The aural equivalent of one of those holograms that get beamed out at festivals these days, but arguably worse, because at least those festivals don’t try to create a new album “by” an artist five years after his death, wherein said artist’s only involvement is his presence on a bunch of discarded vocal tracks dug up by his loyal producer/friend to milk some more cash from his back catalogue honor his legacy.

Oasis — Be Here Now

Julian Plenti — Julian Plenti Is… Skyscraper

True story: around the time this album was released, Paul Banks (for it was he!) insisted on being interviewed as Julian Plenti, and refused to answer any questions not addressed to “Julian.”

Puddle of Mudd — Come Clean

We look back at the Grunge Years with distinctly rose-colored glasses these days. Nirvana! Mudhoney! L7! So many good bands! Sadly, though, grunge led straight to post-grunge, a genre that retained grunge’s guitar sound and jettisoned everything else that made it special. The result was torpid pseudo-grunge made by the sort of bros who Cobain would have loathed. Like this album, for instance.

Rolling Stones — Their Satanic Majesties Request

The best thing about the Stones was that they never bought into any of the stoner Maharishi bullshit that the Beatles waffled on about from about 1967 onwards. The worst thing was that they tried to make a psychedelic album anyway.

Ed Sheeran — x

It’s not Sheeran’s fault that he got voted the UK’s most influential person in black and urban music (no, honestly). It is his fault that he released this album. Isn’t that right, Google?

Shania Twain — Come On Over

I once saw Shania Twain play at an Amnesty International concert in Paris. She was bottled off stage after two songs. At a charity concert. God bless the French.

Thirty Seconds to Mars — Thirty Seconds to Mars

A celebrity musical project that has one yearning for the halcyon days of Dogstar.
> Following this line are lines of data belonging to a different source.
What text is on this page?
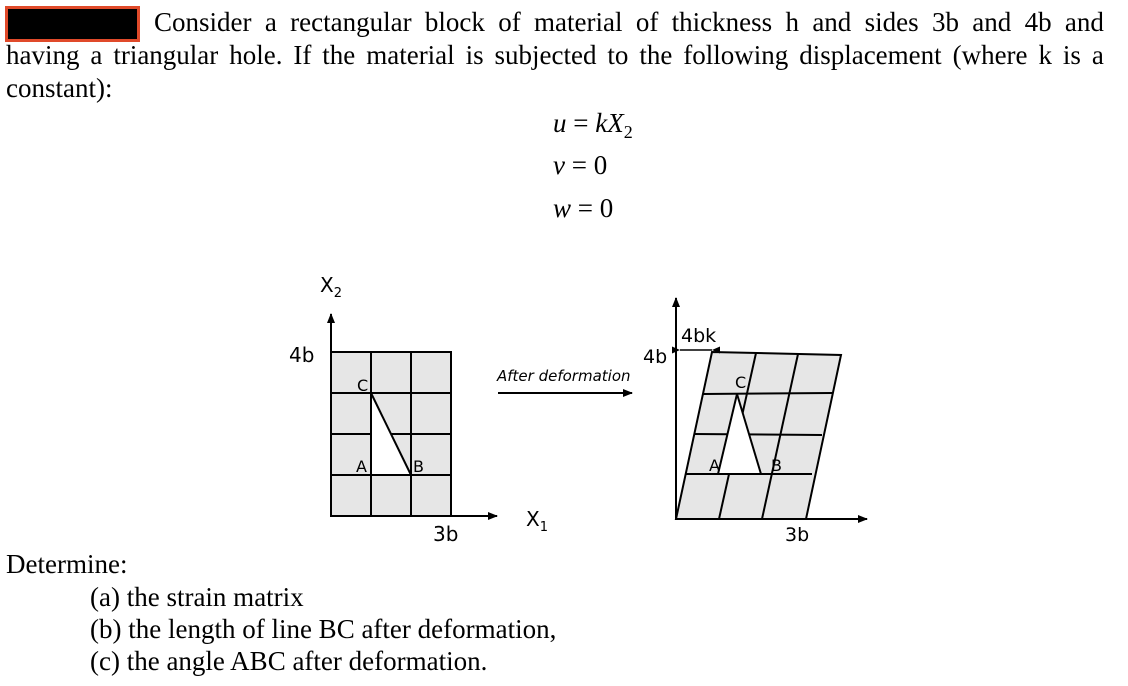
Consider a rectangular block of material of thickness h and sides 3b and 4b and
having a triangular hole. If the material is subjected to the following displacement (where k is a
constant):
$u = kX_2$
v = 0
w = 0
$X_2$
4b
3b
$X_1$
C
A	B
After deformation
4bk
4b
3b
C
A	B
Determine:
(a) the strain matrix
(b) the length of line BC after deformation,
(c) the angle ABC after deformation.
Various Artists — Woodstock 1999

Featuring live songs from Korn, Limp Bizkit, Godsmack, The Dave Matthews Band, both Everlast and Everclear… and poor old Elvis Costello, who presumably spent the entire fateful weekend barricaded in a small corner of the VIP bar as the apocalypse unfolded around him, alternately praying for deliverance and cursing the name of his booking agent. Listening to this now is just like being there all over again, except — thankfully — without the fires and the possibility of being raped or murdered.

Weezer — Raditude

Flavorwire Music Editor Jillian Mapes’ heart just broke. Sorry, Jill.

Scott Weiland — The Most Wonderful Time of the Year

Scott Weiland’s Christmas album. No, really. Only a cynic would suggest that he did this because he needed drug money, but… oh, OK, fine, he probably did this because he needed drug money.